Выбрать главу

Куртуазная лирика раскрывала переживания лишь представителей феодального слоя общества, хотя нередко черпала свои темы, образный строй, ритмику из фольклора. Лишь рыцарь и его возлюбленная оказывались в центре такой лирики. Их чувства передавались изысканно и тонко, но это были часто не подлинные чувства, а виртуозные вариации на заданную тему. К этому надо добавить, что в эпоху Средних веков, в частности, в области любовной лирики получило широкое распространение меценатство: знатные вельможи заказывали состоящим у них на службе поэтам звучные стихи, прославляющие женскую красоту, природу, рыцарские забавы. Меценатство в равной мере характерно и для индийской литературы, и для арабской, и для западноевропейской.

Тонкий духовный мир человека феодальной среды стал предметом и философской лирики, а также такого специфического жанра японской литературы, как дневники — никки — и записки — соси (Ки-но Цураюки, Идзуми Сикибу, Сэй Сёнагон и др.); впрочем, сходные явления были и на Западе.

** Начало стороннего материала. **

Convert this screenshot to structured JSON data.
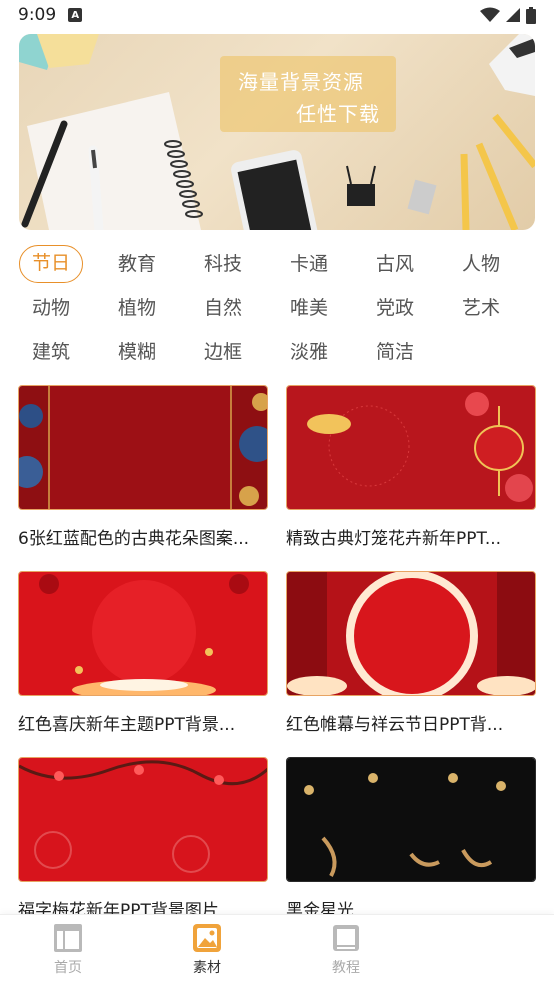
{
  "status_bar": {
    "time": "9:09",
    "notification_icon": "A"
  },
  "banner": {
    "line1": "海量背景资源",
    "line2": "任性下载"
  },
  "categories": [
    {
      "label": "节日",
      "active": true
    },
    {
      "label": "教育"
    },
    {
      "label": "科技"
    },
    {
      "label": "卡通"
    },
    {
      "label": "古风"
    },
    {
      "label": "人物"
    },
    {
      "label": "动物"
    },
    {
      "label": "植物"
    },
    {
      "label": "自然"
    },
    {
      "label": "唯美"
    },
    {
      "label": "党政"
    },
    {
      "label": "艺术"
    },
    {
      "label": "建筑"
    },
    {
      "label": "模糊"
    },
    {
      "label": "边框"
    },
    {
      "label": "淡雅"
    },
    {
      "label": "简洁"
    }
  ],
  "items": [
    {
      "title": "6张红蓝配色的古典花朵图案..."
    },
    {
      "title": "精致古典灯笼花卉新年PPT..."
    },
    {
      "title": "红色喜庆新年主题PPT背景..."
    },
    {
      "title": "红色帷幕与祥云节日PPT背..."
    },
    {
      "title": "福字梅花新年PPT背景图片"
    },
    {
      "title": "黑金星光"
    }
  ],
  "bottom_nav": [
    {
      "label": "首页",
      "icon": "home-icon"
    },
    {
      "label": "素材",
      "icon": "image-icon",
      "active": true
    },
    {
      "label": "教程",
      "icon": "book-icon"
    }
  ],
  "colors": {
    "accent": "#e8902a",
    "festival_red": "#c1121b"
  }
}
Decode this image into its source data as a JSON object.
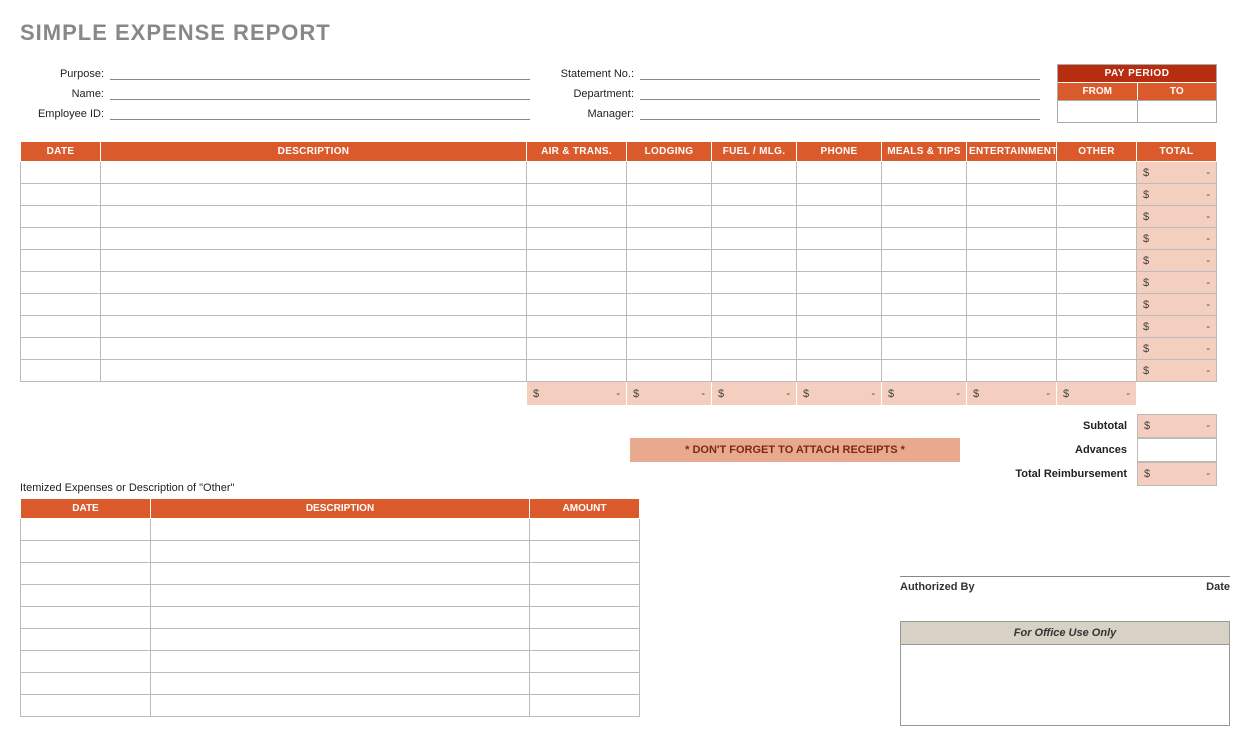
{
  "title": "SIMPLE EXPENSE REPORT",
  "info_left": {
    "purpose": "Purpose:",
    "name": "Name:",
    "employee_id": "Employee ID:"
  },
  "info_right": {
    "statement_no": "Statement No.:",
    "department": "Department:",
    "manager": "Manager:"
  },
  "pay_period": {
    "title": "PAY PERIOD",
    "from": "FROM",
    "to": "TO"
  },
  "main_headers": {
    "date": "DATE",
    "description": "DESCRIPTION",
    "air": "AIR & TRANS.",
    "lodging": "LODGING",
    "fuel": "FUEL / MLG.",
    "phone": "PHONE",
    "meals": "MEALS & TIPS",
    "entertainment": "ENTERTAINMENT",
    "other": "OTHER",
    "total": "TOTAL"
  },
  "money": {
    "sym": "$",
    "dash": "-"
  },
  "summary": {
    "subtotal": "Subtotal",
    "advances": "Advances",
    "total_reimbursement": "Total Reimbursement"
  },
  "receipts_banner": "* DON'T FORGET TO ATTACH RECEIPTS *",
  "itemized": {
    "title": "Itemized Expenses or Description of \"Other\"",
    "headers": {
      "date": "DATE",
      "description": "DESCRIPTION",
      "amount": "AMOUNT"
    }
  },
  "signature": {
    "authorized_by": "Authorized By",
    "date": "Date"
  },
  "office": {
    "title": "For Office Use Only"
  }
}
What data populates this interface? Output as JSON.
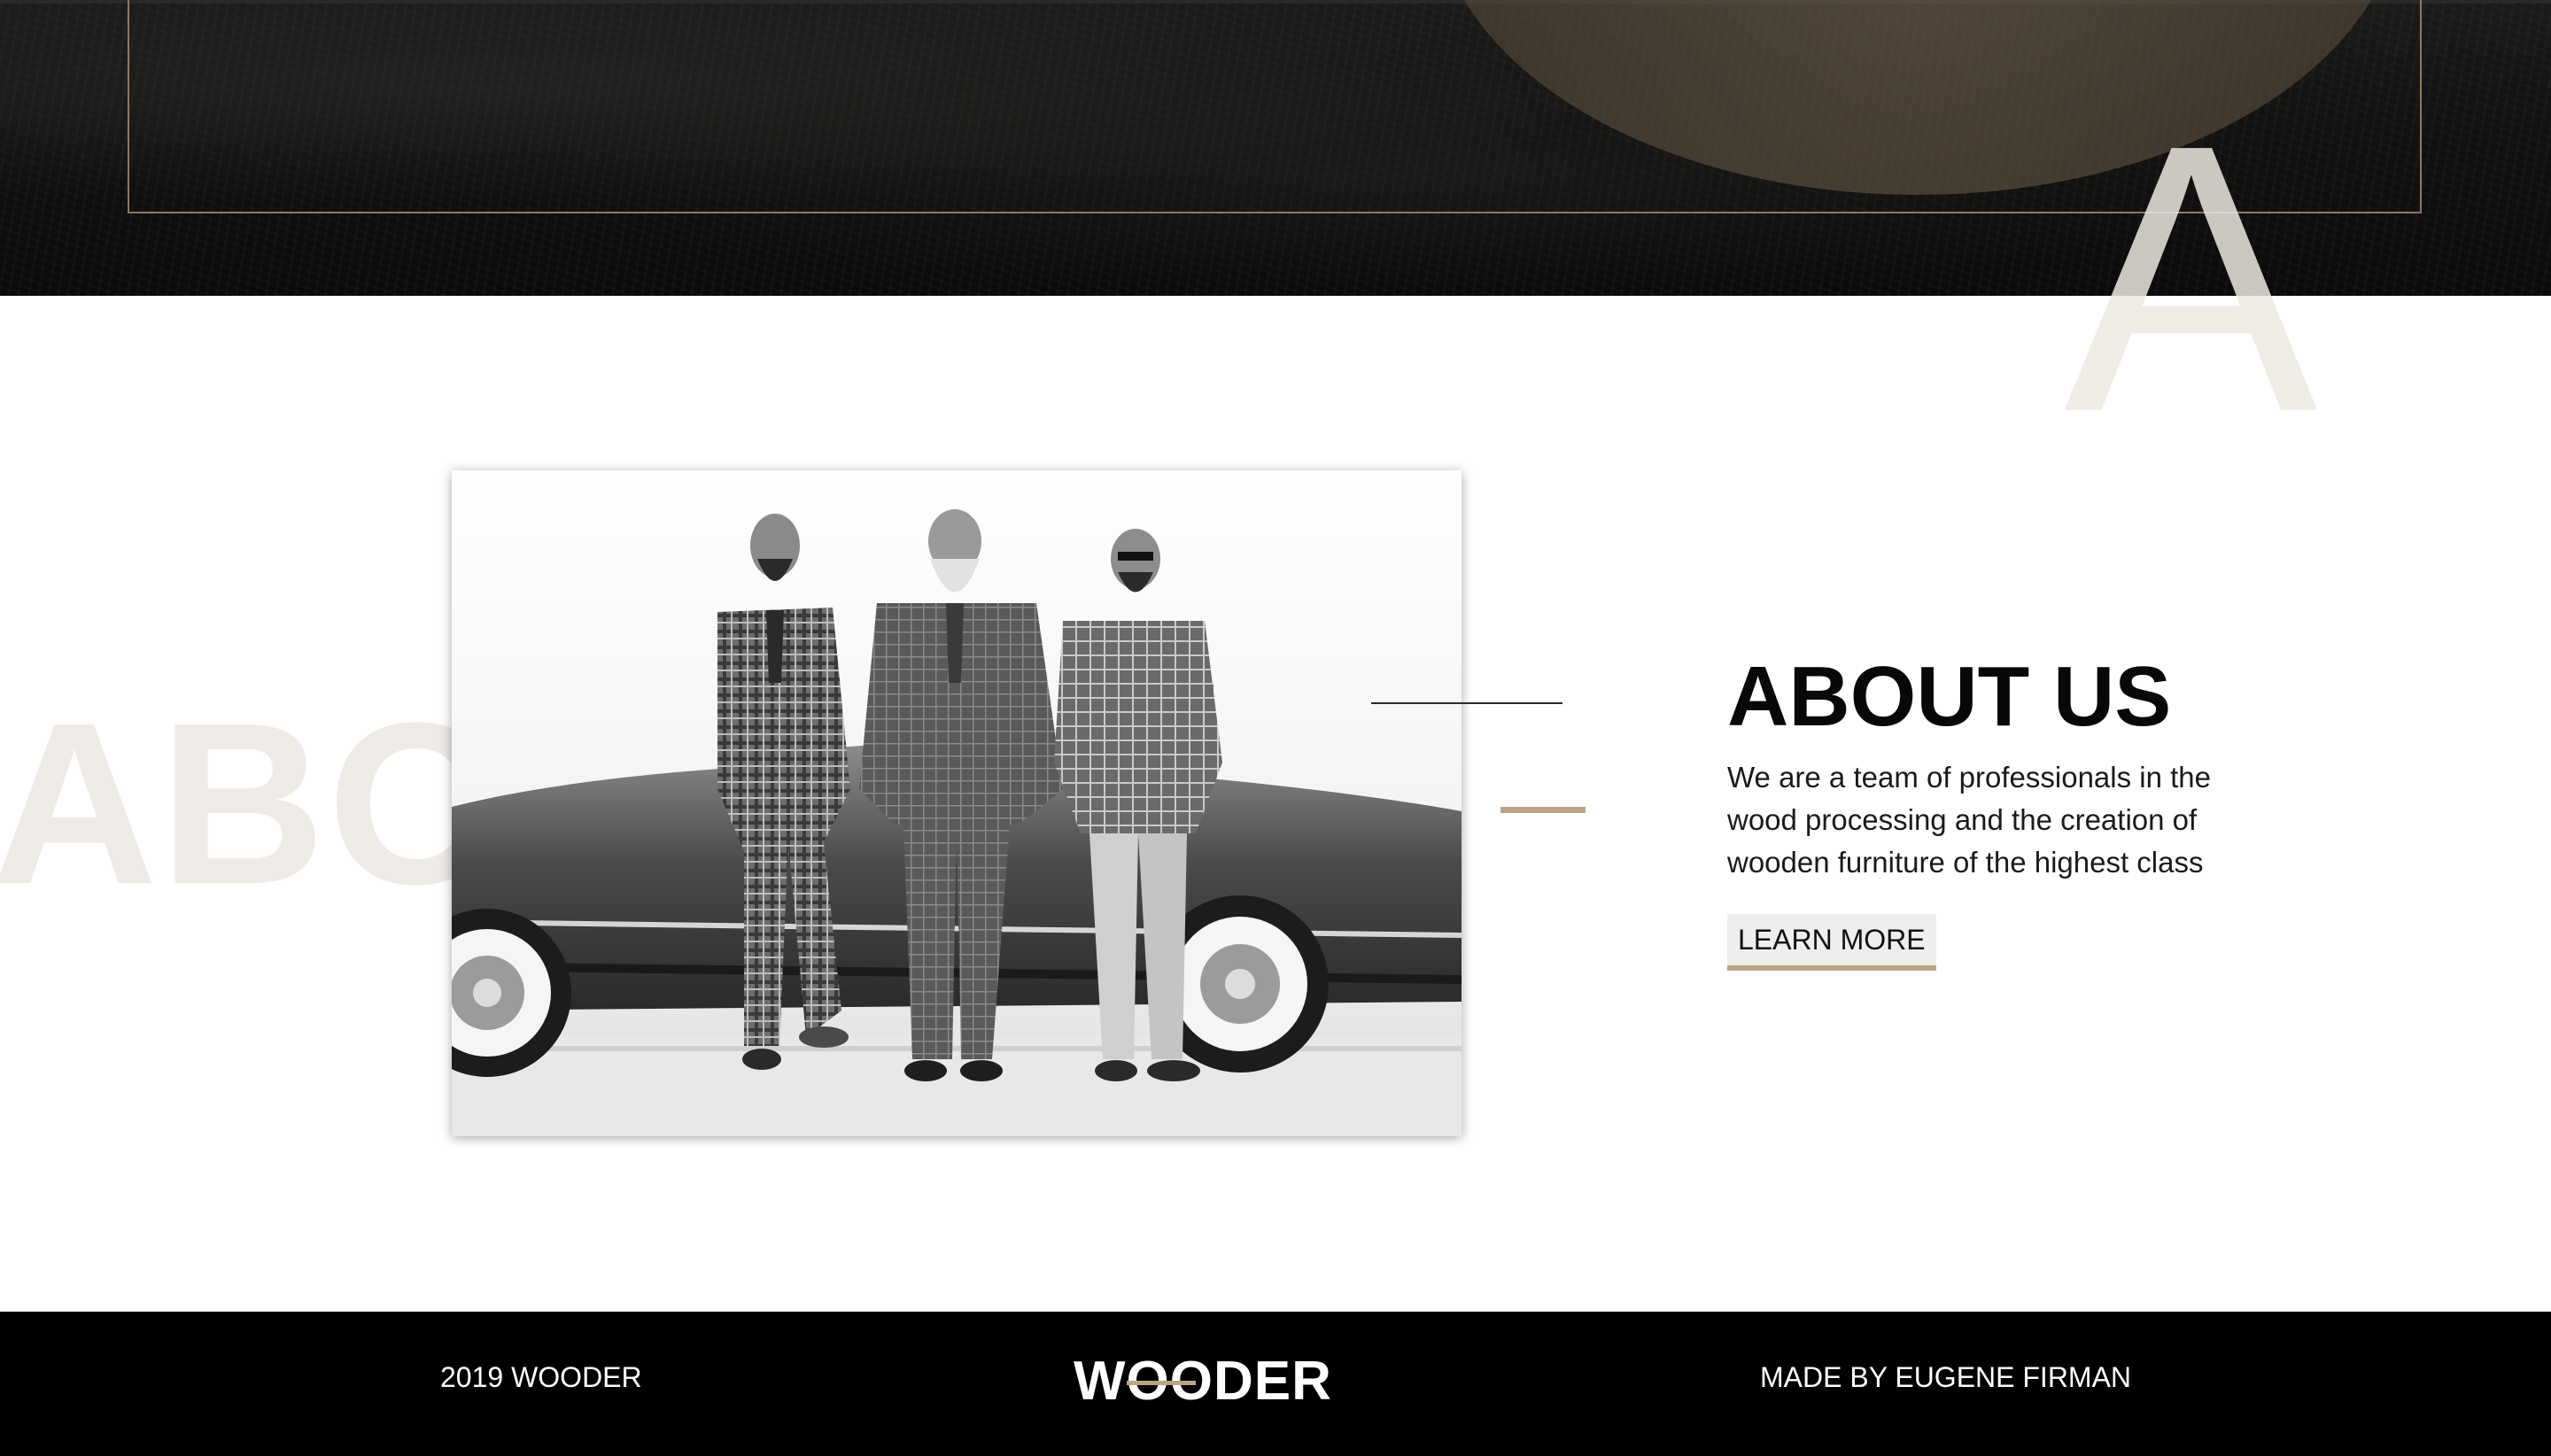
{
  "hero": {
    "ghost_letter": "A"
  },
  "about": {
    "ghost_word": "ABOUT",
    "title": "ABOUT US",
    "text": "We are a team of professionals in the wood processing and the creation of wooden furniture of the highest class",
    "button_label": "LEARN MORE",
    "photo_alt": "Three men in suits leaning on a vintage car"
  },
  "footer": {
    "left_text": "2019 WOODER",
    "logo": "WOODER",
    "right_text": "MADE BY EUGENE FIRMAN"
  },
  "colors": {
    "accent_gold": "#bba583",
    "hero_dark": "#111110",
    "footer_bg": "#000000",
    "ghost_text": "#eeeae5"
  }
}
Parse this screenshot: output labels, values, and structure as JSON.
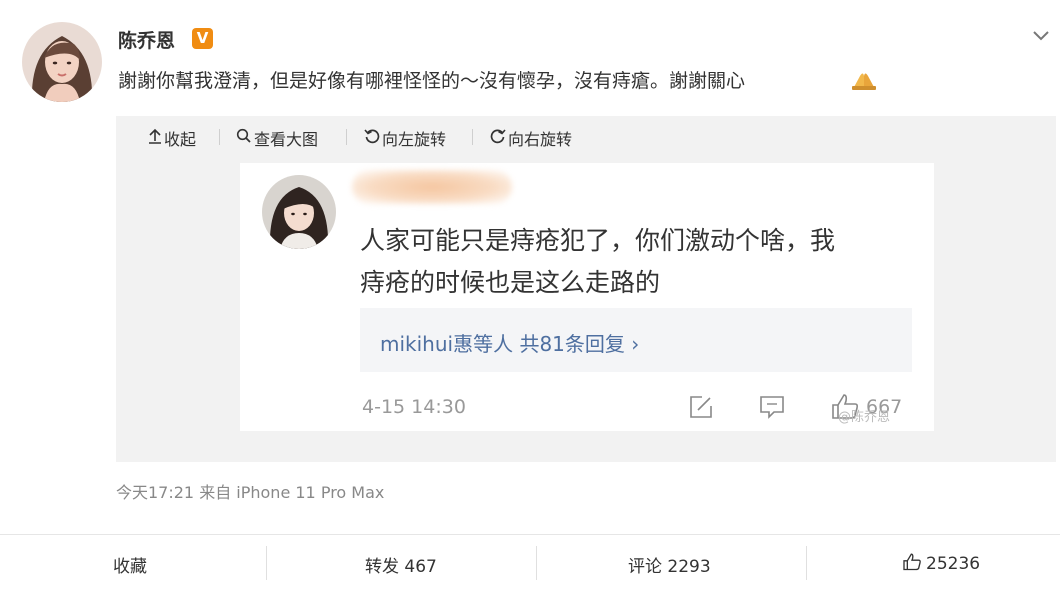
{
  "post": {
    "author": "陈乔恩",
    "verified_badge": "V",
    "text": "謝謝你幫我澄清，但是好像有哪裡怪怪的～沒有懷孕，沒有痔瘡。謝謝關心",
    "meta": "今天17:21 来自 iPhone 11 Pro Max"
  },
  "media_toolbar": {
    "collapse": "收起",
    "view_large": "查看大图",
    "rotate_left": "向左旋转",
    "rotate_right": "向右旋转"
  },
  "embedded_comment": {
    "text_line1": "人家可能只是痔疮犯了，你们激动个啥，我",
    "text_line2": "痔疮的时候也是这么走路的",
    "replies": "mikihui惠等人  共81条回复 ›",
    "time": "4-15 14:30",
    "likes": "667",
    "watermark": "@陈乔恩"
  },
  "actions": {
    "favorite": "收藏",
    "repost": "转发 467",
    "comment": "评论 2293",
    "like": "25236"
  },
  "icons": [
    "chevron-down-icon",
    "collapse-icon",
    "search-icon",
    "rotate-left-icon",
    "rotate-right-icon",
    "edit-icon",
    "comment-icon",
    "thumbs-up-icon",
    "praying-hands-emoji"
  ],
  "colors": {
    "badge": "#f08c12",
    "link": "#4e6fa0",
    "media_bg": "#f2f2f2"
  }
}
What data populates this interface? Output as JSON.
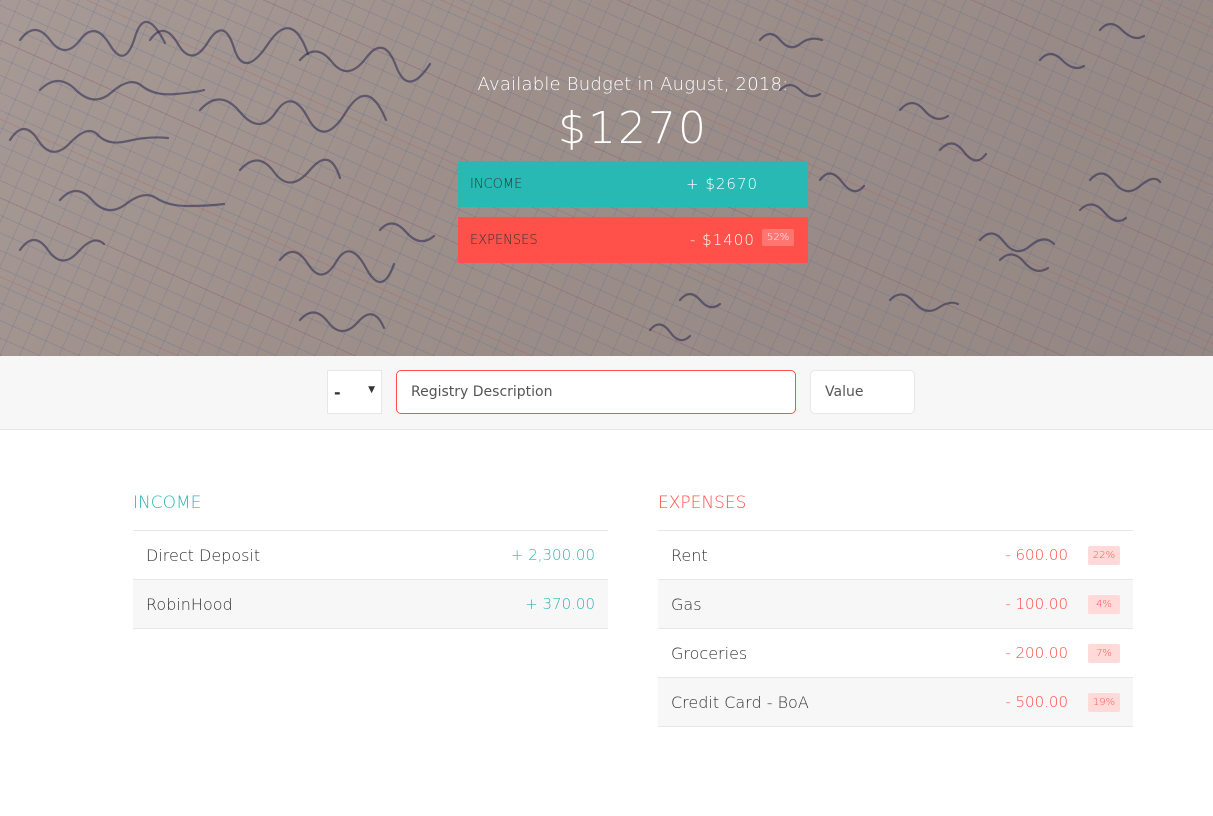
{
  "budget": {
    "title": "Available Budget in August, 2018:",
    "value": "$1270",
    "income_label": "Income",
    "income_value": "+ $2670",
    "expenses_label": "Expenses",
    "expenses_value": "- $1400",
    "expenses_percentage": "52%"
  },
  "add_bar": {
    "type_value": "-",
    "description_placeholder": "Registry Description",
    "value_placeholder": "Value"
  },
  "income": {
    "title": "Income",
    "items": [
      {
        "description": "Direct Deposit",
        "value": "+ 2,300.00"
      },
      {
        "description": "RobinHood",
        "value": "+ 370.00"
      }
    ]
  },
  "expenses": {
    "title": "Expenses",
    "items": [
      {
        "description": "Rent",
        "value": "- 600.00",
        "percentage": "22%"
      },
      {
        "description": "Gas",
        "value": "- 100.00",
        "percentage": "4%"
      },
      {
        "description": "Groceries",
        "value": "- 200.00",
        "percentage": "7%"
      },
      {
        "description": "Credit Card - BoA",
        "value": "- 500.00",
        "percentage": "19%"
      }
    ]
  },
  "colors": {
    "income": "#28B9B5",
    "expenses": "#FF5049"
  }
}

Куртуазная лирика нередко соприкасалась с религиозной (например, у Григора Нарекаци, Вольфрама фон Эшенбаха), и с городской (Рютбеф), и — что особенно показательно — с народной (скажем, в знаменитой песне Вальтера фон дер Фогельвейде «Под липой свежей…»).

Более широкая картина действительности, но в большой мере опять-таки с аристократических позиций, давалась в повествовательных жанрах придворной словесности — в памятниках позднего героического эпоса (типа французских жест, испанской «Песни о моем Сиде», отчасти — исландских саг и японских гунки), который не без основания рассматривается как эпос «книжный», и в рыцарском романе. В памятниках эпоса переосмыслялись исторические события прошлого; основной упор делался на рассказы о героическом отпоре иноземным завоевателям, на повествования о феодальных усобицах, идеализировался образ бесстрашного, но порой своевольного феодала. В придворном романе, который сложился не во всех литературах Средневековья (например, такого романа не знала китайская литература), на первом плане были тонкие любовные переживания героев, которые иногда (как в западноевропейском романе или грузинском и персидском романическом эпосе) развертывались на фоне загадочных и чудесных ратных свершений протагонистов, иногда бывали связаны с превратностями судьбы (в романе византийском), с серией всевозможных похождений (в индийском романе) или оказывались переплетены с подробно изображенной придворной повседневностью (в японском «Гэндзи моногатари»). Можно говорить не просто об идеализации — в средневековом романе — феодального миропорядка, а о создании своеобразной утопии, чем была и идея рыцарского братства при дворе грузинских царей, и прельстительная ложь справедливого королевства Грааля. Мечте о прекрасном социуме, основанном на идеалах благородства и самоотречения, должны были соответствовать и герои. Поэтому куртуазный роман почти не знал сатиры, которая не была бы обращена за пределы изображаемого в произведении узкого сословного кружка. Жизнь нефеодалов показывалась в таком романе бегло, незаинтересованно и имела подчиненный характер. Она служила материалом для создания откровенно гротескных образов и положений.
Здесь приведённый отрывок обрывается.